Love comes in many different guises, some of them representing the beauty of a harmonious union between two people, others those of tricky, more complex affairs. Although there are as many different types of relationship as there are people to have them, there are some markers of quality that transcend all the variables. You’ll know that your relationship is at its best when emotionally, mentally and physically it causes as little angst as possible.
Your emotional state when you’re not in love will have a huge bearing on what it’s like when you are in love. Bear in mind, there is a clear distinction between a relationship with issues, and an individual with issues who is projecting them onto the relationship. This is why you should always assess your own emotional state before checking that of your relationship.
When dating is at its emotional best, there will be a mutual connection that stops your heart longing for something more. Different to becoming dependent on someone or having no outside needs at all, this is about your partner giving you all the affection and basic attention that you need. It’s about not routinely craving more sex, more understanding, or spending precious time questioning why you feel lonely or smothered. Emotional fitness is also about not hearing these complaints from your loved one and if you do, listening and doing something about them.
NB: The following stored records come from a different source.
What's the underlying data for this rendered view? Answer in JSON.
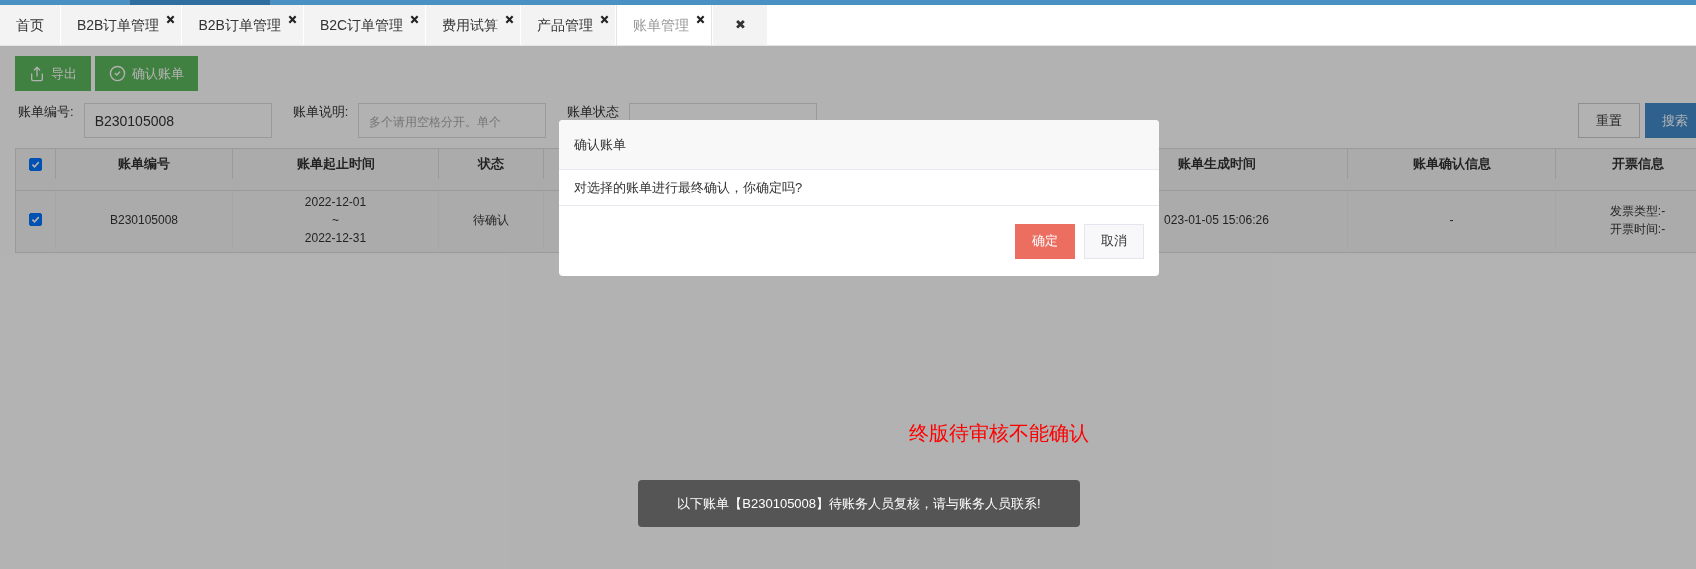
{
  "tabs": [
    {
      "label": "首页",
      "closable": false,
      "selected": false
    },
    {
      "label": "B2B订单管理",
      "closable": true,
      "selected": false
    },
    {
      "label": "B2B订单管理",
      "closable": true,
      "selected": false
    },
    {
      "label": "B2C订单管理",
      "closable": true,
      "selected": false
    },
    {
      "label": "费用试算",
      "closable": true,
      "selected": false
    },
    {
      "label": "产品管理",
      "closable": true,
      "selected": false
    },
    {
      "label": "账单管理",
      "closable": true,
      "selected": true
    }
  ],
  "close_all": "✖",
  "toolbar": [
    {
      "label": "导出",
      "kind": "export"
    },
    {
      "label": "确认账单",
      "kind": "confirm"
    }
  ],
  "filters": [
    {
      "label": "账单编号:",
      "value": "B230105008"
    },
    {
      "label": "账单说明:",
      "placeholder": "多个请用空格分开。单个"
    },
    {
      "label": "账单状态"
    }
  ],
  "filter_buttons": [
    {
      "label": "重置",
      "kind": "reset"
    },
    {
      "label": "搜索",
      "kind": "search"
    }
  ],
  "table": {
    "all_checked": true,
    "columns": [
      "账单编号",
      "账单起止时间",
      "状态",
      "",
      "账单生成时间",
      "账单确认信息",
      "开票信息"
    ],
    "rows": [
      {
        "checked": true,
        "cells": [
          "B230105008",
          [
            "2022-12-01",
            "~",
            "2022-12-31"
          ],
          "待确认",
          "",
          "023-01-05 15:06:26",
          "-",
          [
            "发票类型:-",
            "开票时间:-"
          ]
        ]
      }
    ]
  },
  "dialog": {
    "title": "确认账单",
    "message": "对选择的账单进行最终确认，你确定吗?",
    "buttons": [
      {
        "label": "确定",
        "kind": "primary"
      },
      {
        "label": "取消",
        "kind": "default"
      }
    ]
  },
  "annotation": "终版待审核不能确认",
  "toast": "以下账单【B230105008】待账务人员复核，请与账务人员联系!"
}
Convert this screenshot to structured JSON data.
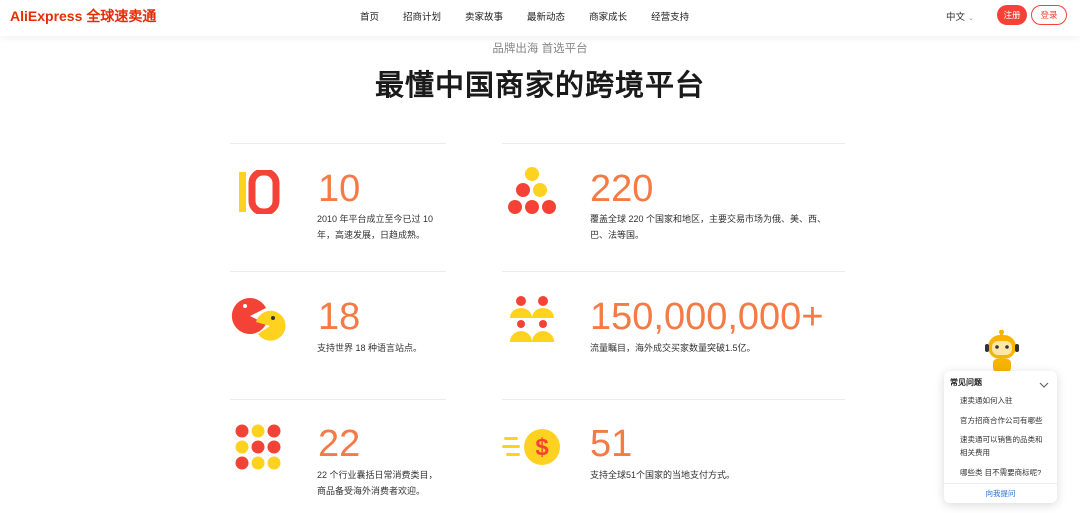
{
  "header": {
    "logo_brand": "AliExpress",
    "logo_cn": "全球速卖通",
    "nav": [
      "首页",
      "招商计划",
      "卖家故事",
      "最新动态",
      "商家成长",
      "经营支持"
    ],
    "language": "中文",
    "register_label": "注册",
    "login_label": "登录"
  },
  "hero": {
    "subtitle": "品牌出海 首选平台",
    "title": "最懂中国商家的跨境平台"
  },
  "stats": [
    {
      "number": "10",
      "desc_line1": "2010 年平台成立至今已过 10",
      "desc_line2": "年，高速发展，日趋成熟。",
      "icon": "ten-years-icon"
    },
    {
      "number": "220",
      "desc_line1": "覆盖全球 220 个国家和地区，主要交易市场为俄、美、西、",
      "desc_line2": "巴、法等国。",
      "icon": "countries-dots-icon"
    },
    {
      "number": "18",
      "desc_line1": "支持世界 18 种语言站点。",
      "desc_line2": "",
      "icon": "languages-pacman-icon"
    },
    {
      "number": "150,000,000+",
      "desc_line1": "流量瞩目，海外成交买家数量突破1.5亿。",
      "desc_line2": "",
      "icon": "buyers-people-icon"
    },
    {
      "number": "22",
      "desc_line1": "22 个行业囊括日常消费类目，",
      "desc_line2": "商品备受海外消费者欢迎。",
      "icon": "categories-grid-icon"
    },
    {
      "number": "51",
      "desc_line1": "支持全球51个国家的当地支付方式。",
      "desc_line2": "",
      "icon": "payment-coin-icon"
    }
  ],
  "help": {
    "title": "常见问题",
    "questions": [
      "速卖通如何入驻",
      "官方招商合作公司有哪些",
      "速卖通可以销售的品类和",
      "相关费用",
      "哪些类 目不需要商标呢?"
    ],
    "footer": "向我提问"
  },
  "colors": {
    "brand_red": "#e62e04",
    "accent_orange": "#f47b45",
    "red": "#f44336",
    "yellow": "#ffd21f"
  }
}
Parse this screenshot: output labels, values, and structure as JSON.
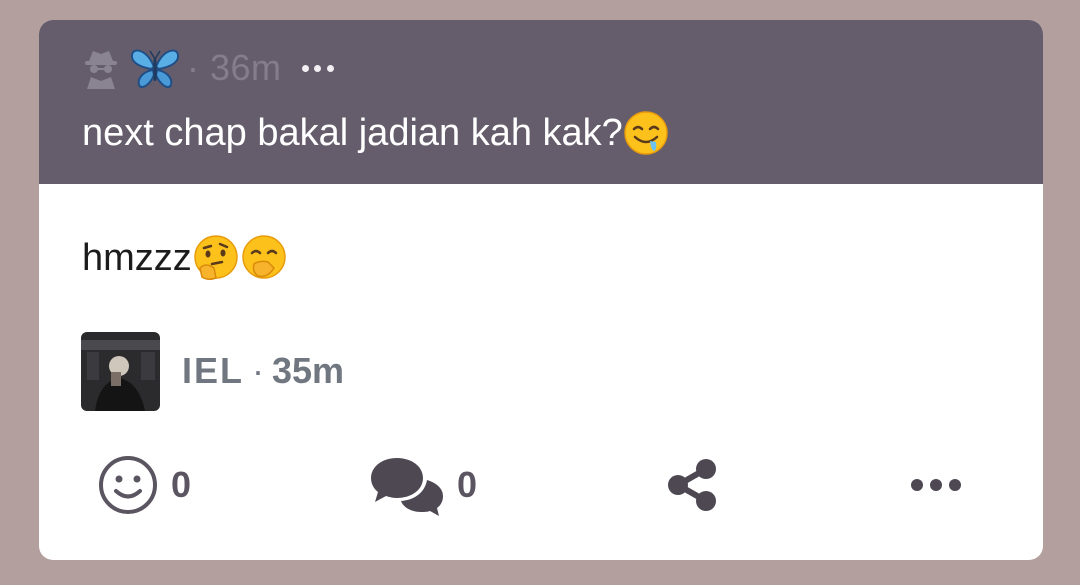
{
  "colors": {
    "background": "#b39f9d",
    "quote_background": "#655d6b",
    "card_background": "#ffffff",
    "meta_gray": "#707780",
    "icon_dark": "#5a5560"
  },
  "quoted_comment": {
    "author_icons": [
      "spy-icon",
      "butterfly-icon"
    ],
    "time": "· 36m",
    "more_icon": "more-horizontal-icon",
    "text": "next chap bakal jadian kah kak?",
    "emoji": "drooling-face-icon"
  },
  "reply": {
    "text": "hmzzz",
    "emojis": [
      "thinking-face-icon",
      "face-with-hand-over-mouth-icon"
    ]
  },
  "author": {
    "name": "IEL",
    "separator": "·",
    "time": "35m"
  },
  "actions": {
    "react": {
      "icon": "smiley-icon",
      "count": "0"
    },
    "reply": {
      "icon": "comments-icon",
      "count": "0"
    },
    "share": {
      "icon": "share-icon"
    },
    "more": {
      "icon": "more-horizontal-icon"
    }
  }
}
A big part of emotional fitness can be reduced down to the ability to express yourselves. Are you able to admit to each other when you’re feeling vulnerable, when you need to be held or aren’t entirely sure what your emotions are exactly? Ironically, being able to express when you feel emotionally unfit will aid the emotional fitness within your relationship.
The basic needs that we all prioritise as individuals do vary from person to person, so there has to be some level of balance in the partnership that stops you hankering after what is top of your list. Emotional harmony comes from feeling supported and free to love without feeling you’re giving more than you can, or receiving less than you want.
Our own experiences, those of friends and depictions we see in the media, make it easy to believe that mental anguish is an unavoidable part of relationships. To set the record straight, mental anguish, mind games, pain or confusion of any sort, aren’t states to be automatically accepted. When dating is as it’s best we look after our own mental health, our partner’s and we fix anything that departs from balance and stability.
Trust is exchanged freely and not bartered for in relationships that are healthy. If you’re familiar with a kind of love that is frantic, keeps you second-guessing, over-compensating or making up for wrongs committed knowingly and unknowingly, then you will feel the difference. If healthy love is a new experience then the stillness and lack of drama may be unnerving at first, but don’t fall into the trap of thinking it’s dull. Treat it as the space it is, to focus on whatever else you would like to achieve in your life.
Love, the kind that is good and lasts, is both a question and an answer in life. It’s a question of how can I give more, how can I know more about you and an answer to what you want to feel and expose about yourself. If you ever find yourself in mental limbo, something needs to be addressed.
How does your partner make your physical body feel? There are a few different ways to think about and answer this question. When we think about physical intimacy, touch is usually the first port of call. It’s an essential part of human connection and even the slightest, shortest experience of it should not go underestimated.
It’s true that some people aren’t as tactile as others and if you’re in a relationship with someone who doesn’t need as much contact as you, it can be hard. There are however solutions and ways to make the situation more acceptable to you both. It could be the giving of planned massages, holding hands on date night or taking up a tactile hobby together. Where touch still remains limited, be sure to acknowledge and appreciate all the times love is expressed in other ways.
Our physical bodies are able to show the kind of care that can replace a million words, so the best love, where possible, will always try to use this to your relationship’s advantage.
Another sign of physical harmony comes from how your partner makes you feel from a distance. Do they make you smile, give you butterflies when they look at you, or stop a troubled heart from racing simply by telling you it’s okay? The best kind of love has these subtle cues as part of the experience, it doesn’t make you tense, nervous or anxious, so beware any sign or pattern of it doing so.
Using these cues to assess the emotional, mental and physical health of your relationship will go some way to showing you whether it’s at it’s best or could be improved. Take it slowly and once you have the answers you need, make an effort to share and act on them.